2. En consecuencia, ORDENAR a la sociedad C.I.
ECOENERGÉTICOS S.A.S., con sede en la ciudad de Buenaventura, que en el término de seis (6) meses, contados a partir del día siguiente a la notificación de ésta providencia, efectúe las adecuaciones pertinentes en su planta operadora, a fin de que evite sobrepasar, de aquí a futuro, los límites permisibles de emisión de dióxido de azufre establecidos en la Resolución No. 909 de 2008.
3. ORDENAR a la Corporación Autónoma Regional del Valle del CaucaCVC, que, una vez cumplidos los seis (06) meses otorgados a ECOENERGÉTICOS S.A.S, efectúe un monitoreo trimestral, tal y como lo recomienda en las conclusiones del estudio efectuado a la planta de Ecoenergéticos, sobre la emisión de dióxido de azufre en dicha planta, para lo cual deberá presentar un informe a esta Corporación, dentro de los quince días siguientes al mencionado monitoreo trimestral. Igualmente EXHORTAR a la CVC, para que de manera periódica, continúe efectuando visitas de verificación en aras de determinar el cumplimiento de los términos de referencia que sirvieron de base para el otorgamiento de la licencia ambiental a ECOENERGÉTICOS S.A.S, y que ante el incumplimiento de los mismos, tome las medidas pertinentes al respecto frente a la licencia ambiental concedida.

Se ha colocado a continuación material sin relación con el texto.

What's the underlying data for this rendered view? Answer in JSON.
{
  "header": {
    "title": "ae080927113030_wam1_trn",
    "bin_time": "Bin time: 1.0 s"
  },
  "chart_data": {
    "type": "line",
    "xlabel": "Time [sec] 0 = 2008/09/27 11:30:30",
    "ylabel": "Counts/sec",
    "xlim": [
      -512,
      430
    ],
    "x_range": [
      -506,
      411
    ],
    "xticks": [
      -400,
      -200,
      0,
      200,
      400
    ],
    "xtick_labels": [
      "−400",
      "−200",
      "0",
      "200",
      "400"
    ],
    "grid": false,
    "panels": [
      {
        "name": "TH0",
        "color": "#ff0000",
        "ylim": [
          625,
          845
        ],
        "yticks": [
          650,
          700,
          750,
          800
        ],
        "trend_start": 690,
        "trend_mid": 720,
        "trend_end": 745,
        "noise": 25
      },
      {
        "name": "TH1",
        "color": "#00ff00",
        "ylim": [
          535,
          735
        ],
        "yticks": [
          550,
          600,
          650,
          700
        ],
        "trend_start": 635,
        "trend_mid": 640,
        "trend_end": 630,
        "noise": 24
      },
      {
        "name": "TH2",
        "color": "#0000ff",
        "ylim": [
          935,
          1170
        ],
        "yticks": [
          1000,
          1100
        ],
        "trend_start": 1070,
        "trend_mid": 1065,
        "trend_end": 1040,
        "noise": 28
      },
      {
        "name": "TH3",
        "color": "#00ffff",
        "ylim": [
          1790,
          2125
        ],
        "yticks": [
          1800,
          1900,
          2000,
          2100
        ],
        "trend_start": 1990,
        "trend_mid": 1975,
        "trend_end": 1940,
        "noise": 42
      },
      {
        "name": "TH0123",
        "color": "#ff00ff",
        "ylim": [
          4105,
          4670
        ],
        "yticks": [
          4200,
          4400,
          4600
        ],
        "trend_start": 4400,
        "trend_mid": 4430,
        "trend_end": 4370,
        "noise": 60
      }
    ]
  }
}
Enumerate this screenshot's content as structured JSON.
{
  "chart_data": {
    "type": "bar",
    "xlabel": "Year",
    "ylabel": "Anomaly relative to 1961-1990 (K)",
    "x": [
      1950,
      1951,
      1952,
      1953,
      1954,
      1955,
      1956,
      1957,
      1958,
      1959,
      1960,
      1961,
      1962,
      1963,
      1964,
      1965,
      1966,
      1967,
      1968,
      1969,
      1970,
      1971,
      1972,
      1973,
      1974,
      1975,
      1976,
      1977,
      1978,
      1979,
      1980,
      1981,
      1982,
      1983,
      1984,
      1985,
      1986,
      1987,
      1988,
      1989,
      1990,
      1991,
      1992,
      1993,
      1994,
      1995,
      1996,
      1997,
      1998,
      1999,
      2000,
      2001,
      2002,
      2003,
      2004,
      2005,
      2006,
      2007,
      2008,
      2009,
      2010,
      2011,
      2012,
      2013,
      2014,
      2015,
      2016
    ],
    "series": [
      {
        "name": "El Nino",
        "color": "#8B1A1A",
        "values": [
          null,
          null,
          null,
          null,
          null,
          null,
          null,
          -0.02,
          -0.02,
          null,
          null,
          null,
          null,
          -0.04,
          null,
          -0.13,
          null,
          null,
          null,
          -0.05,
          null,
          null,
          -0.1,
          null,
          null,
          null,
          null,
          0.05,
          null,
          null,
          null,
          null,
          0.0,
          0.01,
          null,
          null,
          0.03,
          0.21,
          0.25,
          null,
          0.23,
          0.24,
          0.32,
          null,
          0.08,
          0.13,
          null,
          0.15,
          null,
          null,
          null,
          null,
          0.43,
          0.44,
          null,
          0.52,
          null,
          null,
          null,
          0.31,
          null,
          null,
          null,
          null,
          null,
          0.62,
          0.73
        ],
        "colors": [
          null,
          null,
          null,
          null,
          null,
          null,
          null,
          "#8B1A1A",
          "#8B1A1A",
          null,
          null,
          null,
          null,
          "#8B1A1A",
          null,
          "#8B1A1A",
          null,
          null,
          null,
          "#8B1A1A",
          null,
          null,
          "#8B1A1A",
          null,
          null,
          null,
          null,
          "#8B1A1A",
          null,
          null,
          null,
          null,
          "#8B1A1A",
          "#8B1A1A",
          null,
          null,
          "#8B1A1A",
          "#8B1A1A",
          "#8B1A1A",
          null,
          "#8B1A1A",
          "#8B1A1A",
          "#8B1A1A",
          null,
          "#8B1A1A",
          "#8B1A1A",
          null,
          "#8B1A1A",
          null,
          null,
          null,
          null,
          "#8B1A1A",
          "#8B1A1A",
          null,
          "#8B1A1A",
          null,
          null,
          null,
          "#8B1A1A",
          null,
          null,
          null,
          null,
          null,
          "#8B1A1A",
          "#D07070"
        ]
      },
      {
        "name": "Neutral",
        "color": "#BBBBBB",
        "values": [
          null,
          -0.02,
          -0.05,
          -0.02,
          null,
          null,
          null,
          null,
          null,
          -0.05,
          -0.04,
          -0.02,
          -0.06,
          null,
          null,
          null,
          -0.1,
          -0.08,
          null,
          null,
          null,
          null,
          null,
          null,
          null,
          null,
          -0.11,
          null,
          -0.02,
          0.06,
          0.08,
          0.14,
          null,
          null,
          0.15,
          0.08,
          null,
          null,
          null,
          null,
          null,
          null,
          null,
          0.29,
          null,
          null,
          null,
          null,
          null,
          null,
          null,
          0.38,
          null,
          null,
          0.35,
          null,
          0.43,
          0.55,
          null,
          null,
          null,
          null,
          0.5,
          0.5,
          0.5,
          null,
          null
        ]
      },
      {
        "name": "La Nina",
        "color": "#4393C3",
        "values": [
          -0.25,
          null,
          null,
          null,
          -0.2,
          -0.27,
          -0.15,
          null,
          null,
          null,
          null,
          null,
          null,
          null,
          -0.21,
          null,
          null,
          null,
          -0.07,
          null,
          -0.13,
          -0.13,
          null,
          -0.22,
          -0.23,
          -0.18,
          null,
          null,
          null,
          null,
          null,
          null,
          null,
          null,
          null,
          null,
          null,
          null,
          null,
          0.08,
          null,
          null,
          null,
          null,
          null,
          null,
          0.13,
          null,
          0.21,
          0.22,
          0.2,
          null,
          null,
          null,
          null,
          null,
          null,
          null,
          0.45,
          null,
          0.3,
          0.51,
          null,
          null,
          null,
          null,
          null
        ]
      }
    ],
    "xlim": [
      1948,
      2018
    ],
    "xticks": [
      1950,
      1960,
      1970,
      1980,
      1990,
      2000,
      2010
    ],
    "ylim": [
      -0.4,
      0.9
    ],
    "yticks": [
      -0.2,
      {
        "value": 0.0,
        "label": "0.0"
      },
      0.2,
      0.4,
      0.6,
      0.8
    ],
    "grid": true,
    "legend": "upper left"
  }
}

4. INTEGRAR el Comité de Verificación de que trata el artículo 34 de la Ley 472 de 1998, que estará compuesto por los Magistrados que componen la Sala de Decisión o un delegado suyo, el accionante, un representante de la sociedad ECOENERGÉTICOS S.A.S, un representante de la Corporación Autónoma Regional del Valle del Cauca y un representante del Ministerio Público”.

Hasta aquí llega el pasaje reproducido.